Cela dit, elles restent toujours confrontées aux difficultés de refinancement. Face à l’incomplétude de l’écosystème en terme de produits de financement, à l’inexistence d’un marché interbancaire participatif et à l’impossibilité de se refinancer auprès de BAM, les banques se rabattent sur la wakala bil istithmar et dans une moindre mesure sur les dépôts d’investissement. D’ailleurs, les premières ont atteint 4,1 milliards de DH, en hausse de 28%, au moment où les secondes se situent à 693 MDH, soit plus du double de leur niveau en début d’année. «Ces moyens de refinancement restent suffisants pour certaines banques dont l’assise bilancielle est solide. D’autres, par contre, peinent à trouver un juste équilibre entre le refinancement qui est généralement de court terme et le financement qui, lui, est de long terme», explique un professionnel du secteur. Un autre souligne que «le refinancement des banques s’en trouve ainsi nettement plus cher, comparativement aux banques conventionnelles. Alors que ces dernières se refinancent auprès de BAM à 1,5%, les banques participatives le font entre 2% et 3% à travers les wakalat bil istithmar, où les dépôts d’investissement (coût de la rémunération du refinancement auprès de la banque mère, ou des clients dépositaires)».
Le gros du financement mourabaha est concentré sur l’immobilier avec une part de 85%, à plus de 10 milliards de DH, en hausse de 33% depuis début 2020. L’encours du financement à la consommation, lui, s’affiche à peine à 941 MDH (+33%) et celui à l’équipement à 774 MDH (+76%). En fait, «ce n’est pas une situation propre au Maroc. Dans tous les pays où la finance participative est implantée, le financement mourabaha immobilier accapare un poids important du financement global», fait remarquer Youssef Baghdadi, président du directoire de Bank Assafa. Il ajoute que les banques participatives ne sont toujours pas considérées comme des banques à part entière. Elles sont plus assimilées à des établissements de financement. Ce qui représente l’une des contraintes du développement du concept banque participative au Maroc.

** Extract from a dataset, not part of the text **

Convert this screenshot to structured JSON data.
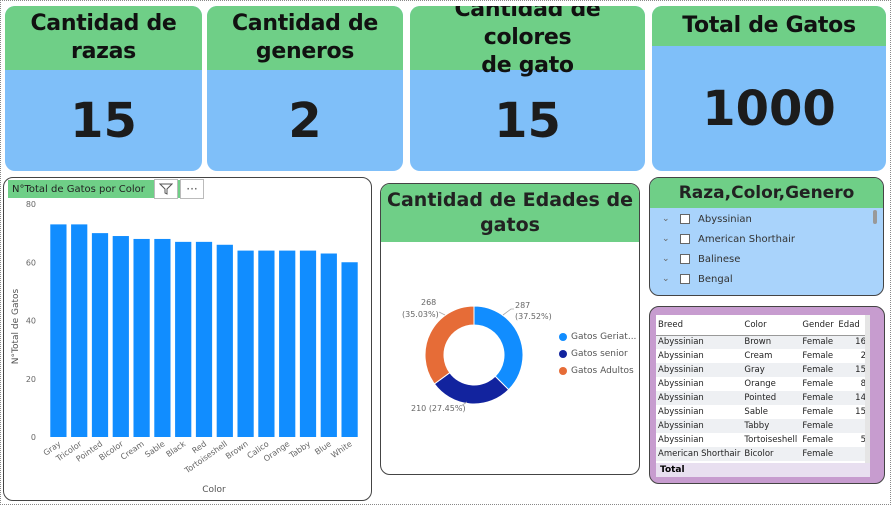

Il faut dire aussi que l’absence de plus en plus pesante de l’assurance Takaful représente un frein d’accès à la banque participative. Les textes de loi ne sont toujours pas sortis des tiroirs. En face, certaines compagnies d’assurance se disent prêtes à lancer cette assurance. Quatre compagnies d’assurance et une autre de réassurance ont déposé leur dossier d’agrément auprès de l’ACAPS. De son côté, la circulaire sur Takaful est finalisée et sera bientôt de sortie. En revanche, la loi sur Takaful coince toujours auprès de la DTFE, qui n’a pas répondu à nos questions, malgré nos nombreuses sollicitations.
En tout cas, cette année est passée sans grand relief, dans le sens où rien n’a vraiment changé dans l’offre globale des banques, mis à part le lancement du produit Salam. Et même si ces établissements bancaires ont également bénéficié de la garantie CCG pour les financements, aussi bien au profit des particuliers que des entreprises, il n’y a pas eu un fort engouement, quoique quelques dossiers aient été remis à la CCG et sont en attente d’approbation.
L’année 2021, optimisme oblige, les banquiers l’appréhendent avec sérénité. En effet, l’offre devrait être plus complète avec les produits Moucharaka et Moudaraba, mais aussi avec l’assurance Takaful. En bref, l’année prochaine sera décisive. «Avec une offre générale de financement touchant la clientèle corporate et celle des particuliers, plus d’excuse valable pour continuer à reprocher aux banques l’incomplétude de leur écosystème», conclut M.Baghdadi.